Friday, July 15, 2016

Risk-Based Capital: Commenting on Your Future - Part 3: PENALIZING SAFE INVESTMENTS.


The Robust Wizards of OB
BLAST FROM THE PAST!
(originally published 3/18/14)

... where NCUA quadruples risk-weighting on some gov't bonds!

Well, welcome to "Day 3" in our review of NCUA's proposed regulation on risk-based capital (RBC) - part of a week long exploration of regulatory OB-tuseness.  
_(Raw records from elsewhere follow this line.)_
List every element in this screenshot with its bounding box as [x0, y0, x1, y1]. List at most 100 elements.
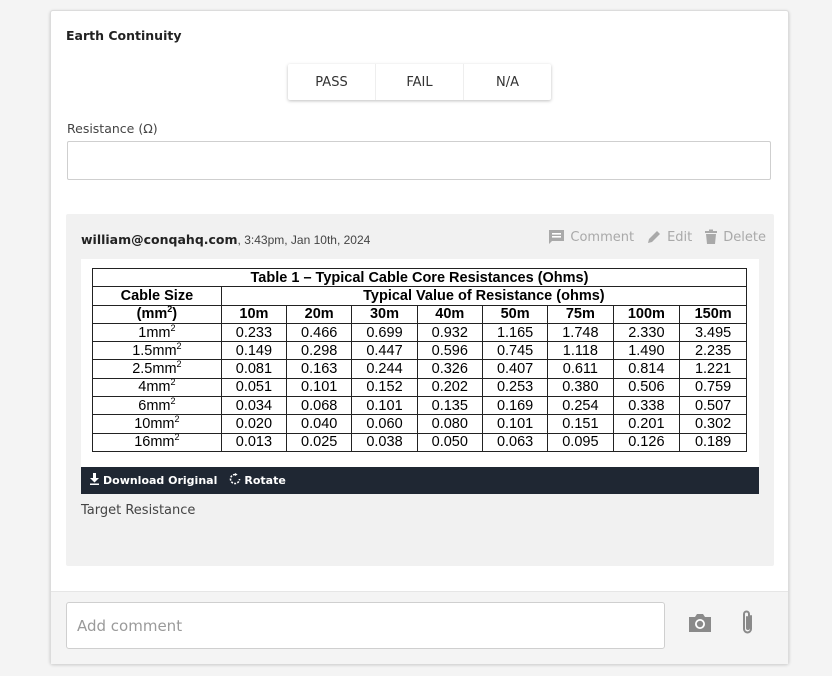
length-header: 75m — [547, 304, 614, 324]
resistance-value-cell: 0.201 — [612, 414, 681, 434]
resistance-value-cell: 3.495 — [679, 322, 747, 343]
length-header: 10m — [220, 304, 288, 324]
comment-icon — [548, 229, 565, 245]
download-icon — [89, 473, 100, 488]
resistance-value-cell: 0.149 — [220, 341, 288, 361]
resistance-value-cell: 0.038 — [351, 432, 418, 452]
resistance-value-cell: 1.748 — [547, 322, 614, 343]
resistance-value-cell: 0.932 — [416, 322, 483, 343]
trash-icon — [704, 229, 718, 245]
resistance-value-cell: 0.699 — [351, 322, 418, 343]
result-selector: PASS FAIL N/A — [288, 64, 551, 100]
resistance-value-cell: 0.135 — [416, 396, 483, 416]
length-header: 30m — [351, 304, 418, 324]
resistance-value-cell: 0.202 — [416, 377, 483, 398]
resistance-value-cell: 0.447 — [351, 341, 418, 361]
resistance-value-cell: 0.407 — [481, 359, 549, 379]
resistance-value-cell: 0.745 — [481, 341, 549, 361]
length-header: 150m — [679, 304, 747, 324]
add-comment-input[interactable] — [66, 602, 665, 649]
resistance-value-cell: 0.081 — [220, 359, 288, 379]
resistance-value-cell: 0.060 — [351, 414, 418, 434]
resistance-value-cell: 0.163 — [286, 359, 353, 379]
cable-resistance-table: Table 1 – Typical Cable Core Resistances… — [92, 267, 748, 452]
cable-size-cell: 6mm2 — [92, 396, 222, 416]
resistance-value-cell: 0.596 — [416, 341, 483, 361]
resistance-value-cell: 0.095 — [547, 432, 614, 452]
attached-image[interactable]: Table 1 – Typical Cable Core Resistances… — [81, 259, 759, 467]
resistance-value-cell: 0.759 — [679, 377, 747, 398]
resistance-value-cell: 0.034 — [220, 396, 288, 416]
camera-icon[interactable] — [687, 612, 713, 639]
resistance-value-cell: 0.169 — [481, 396, 549, 416]
pass-button[interactable]: PASS — [288, 64, 376, 100]
fail-button[interactable]: FAIL — [376, 64, 464, 100]
cable-size-cell: 1mm2 — [92, 322, 222, 343]
comment-timestamp: , 3:43pm, Jan 10th, 2024 — [237, 233, 371, 247]
image-caption: Target Resistance — [81, 503, 196, 518]
resistance-value-cell: 2.235 — [679, 341, 747, 361]
resistance-value-cell: 0.050 — [416, 432, 483, 452]
rotate-button[interactable]: Rotate — [229, 473, 286, 488]
resistance-value-cell: 0.051 — [220, 377, 288, 398]
resistance-value-cell: 1.221 — [679, 359, 747, 379]
image-toolbar: Download Original Rotate — [81, 467, 759, 494]
length-header: 100m — [612, 304, 681, 324]
resistance-value-cell: 1.118 — [547, 341, 614, 361]
cable-size-cell: 1.5mm2 — [92, 341, 222, 361]
resistance-label: Resistance (Ω) — [67, 121, 158, 136]
length-header: 20m — [286, 304, 353, 324]
delete-label: Delete — [723, 229, 766, 245]
table-row: 10mm2 0.020 0.040 0.060 0.080 0.101 0.151 0.201… — [92, 414, 747, 434]
length-header: 40m — [416, 304, 483, 324]
resistance-value-cell: 0.253 — [481, 377, 549, 398]
comment-button[interactable]: Comment — [548, 229, 634, 245]
table-row: 2.5mm2 0.081 0.163 0.244 0.326 0.407 0.611 0.81… — [92, 359, 747, 379]
resistance-value-cell: 0.101 — [286, 377, 353, 398]
resistance-value-cell: 0.189 — [679, 432, 747, 452]
table-row: 1mm2 0.233 0.466 0.699 0.932 1.165 1.748 2.330 3… — [92, 322, 747, 343]
resistance-value-cell: 0.068 — [286, 396, 353, 416]
resistance-value-cell: 0.380 — [547, 377, 614, 398]
resistance-input[interactable] — [67, 141, 771, 180]
cable-size-header: Cable Size — [92, 286, 222, 306]
cable-size-cell: 10mm2 — [92, 414, 222, 434]
na-button[interactable]: N/A — [464, 64, 551, 100]
resistance-value-cell: 0.254 — [547, 396, 614, 416]
resistance-value-cell: 0.233 — [220, 322, 288, 343]
comment-author: william@conqahq.com — [81, 232, 238, 247]
comment-actions: Comment Edit Delete — [548, 229, 766, 245]
length-header: 50m — [481, 304, 549, 324]
resistance-value-cell: 0.506 — [612, 377, 681, 398]
resistance-value-cell: 0.101 — [481, 414, 549, 434]
rotate-label: Rotate — [244, 474, 286, 487]
cable-size-cell: 16mm2 — [92, 432, 222, 452]
table-row: 1.5mm2 0.149 0.298 0.447 0.596 0.745 1.118 1.49… — [92, 341, 747, 361]
resistance-value-cell: 0.080 — [416, 414, 483, 434]
paperclip-icon[interactable] — [739, 609, 757, 642]
comment-entry: william@conqahq.com, 3:43pm, Jan 10th, 2… — [66, 214, 774, 566]
unit-header: (mm2) — [92, 304, 222, 324]
resistance-value-cell: 0.013 — [220, 432, 288, 452]
resistance-value-cell: 0.025 — [286, 432, 353, 452]
resistance-value-cell: 0.507 — [679, 396, 747, 416]
earth-continuity-card: Earth Continuity PASS FAIL N/A Resistanc… — [50, 10, 789, 664]
resistance-value-cell: 0.298 — [286, 341, 353, 361]
resistance-value-cell: 0.466 — [286, 322, 353, 343]
download-original-button[interactable]: Download Original — [89, 473, 217, 488]
cable-size-cell: 2.5mm2 — [92, 359, 222, 379]
resistance-value-cell: 1.490 — [612, 341, 681, 361]
edit-button[interactable]: Edit — [646, 229, 692, 245]
rotate-icon — [229, 473, 241, 488]
resistance-column-header: Typical Value of Resistance (ohms) — [220, 286, 748, 306]
comment-footer — [51, 591, 788, 664]
download-label: Download Original — [103, 474, 218, 487]
delete-button[interactable]: Delete — [704, 229, 766, 245]
resistance-value-cell: 1.165 — [481, 322, 549, 343]
edit-label: Edit — [667, 229, 693, 245]
table-row: 16mm2 0.013 0.025 0.038 0.050 0.063 0.095 0.126… — [92, 432, 747, 452]
resistance-value-cell: 0.040 — [286, 414, 353, 434]
resistance-value-cell: 2.330 — [612, 322, 681, 343]
resistance-value-cell: 0.814 — [612, 359, 681, 379]
table-title: Table 1 – Typical Cable Core Resistances… — [92, 267, 747, 288]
Might help to go back and take a quick look at the posts of 3/17/2014 and 3/18/2014 where we talked about how NCUA's proposed RBC rule will significantly increase the capital costs for credit unions and, therefore, the financial costs to members seeking mortgages and business loans from their credit unions.


What's "capital"?
Let's also do another quick review of that obscure, "sometimes-difficult-to-grasp" concept called "capital"!  Again, remember that when NCUA requires more capital for a CU service, NCUA is essentially mandating an increased "tax " or "fee" on the credit union member for that product or service.  NCUA simply, unilaterally, and seemingly without justification "makes up" and then imposes these "capital taxes" on you, me, and your members!  No dialogue, no research, no quantitative proof, and no accountability to Congress nor those taxed.

 What ever happened to : 


"NO TAXATION
 WITHOUT REPRESENTATION"?


Today, let's take a look at the capital tax penalties which NCUA is imposing on credit unions on the other side of the balance sheet, with CU investments


Lend it, or invest it !
At the simplest level, credit unions do just two things with members' share deposits - make member loans and invest the rest!  Credit unions have always invested their members' funds conservatively, mostly in T-bills, government agency securities, FDIC-insured institutions,  or other state/local government obligations .  Definitely "nothing too fancy"!

Here's NCUA's Proposal:

                                                   Capital Required
                                                        Bank      CU
1) Gov't Agencies & State/Local 
    General Obligation bonds:
              *  < 1 yr. term:                  20%      20%
              *  > 1 yr. < 3yr. term:       20%      50%
              *  > 3 yr. < 5 yr. term:      20%      75%
              *  > 5 yr. < 10 yr. term:    20%     150%
              *  > 10 yr. term:                20%   ! 200%

2) State/Local Revenue bonds:
             *  < 1 yr. term:                   50%       20%
             *  > 1 yr. < 3 yr. term:       50%       50%
             *  > 3 yr. < 5 yr. term:       50%       75%
             *  > 5 yr. < 10 yr. term:     50%      150%
             *  > 10 yr. term:                 50%      200%


Say What?
…. so after punitively taxing members attempting to make mortgages and MBLs at credit unions; the NCUA doubles, triples, even requires 10 times more capital for CUs investing in longer term low-risk securities penalizing CU member returns.  

Are the investments somehow "riskier" when they are held on a CU balance sheet as opposed to being held by a bank? Absolutely not! 



"How did NCUA "come up with" the much higher risk weightings required on conservative CU investments? Why are the NCUA capital requirements "more robust" than those for institutions regulated by the OCC, FDIC, or the FED?"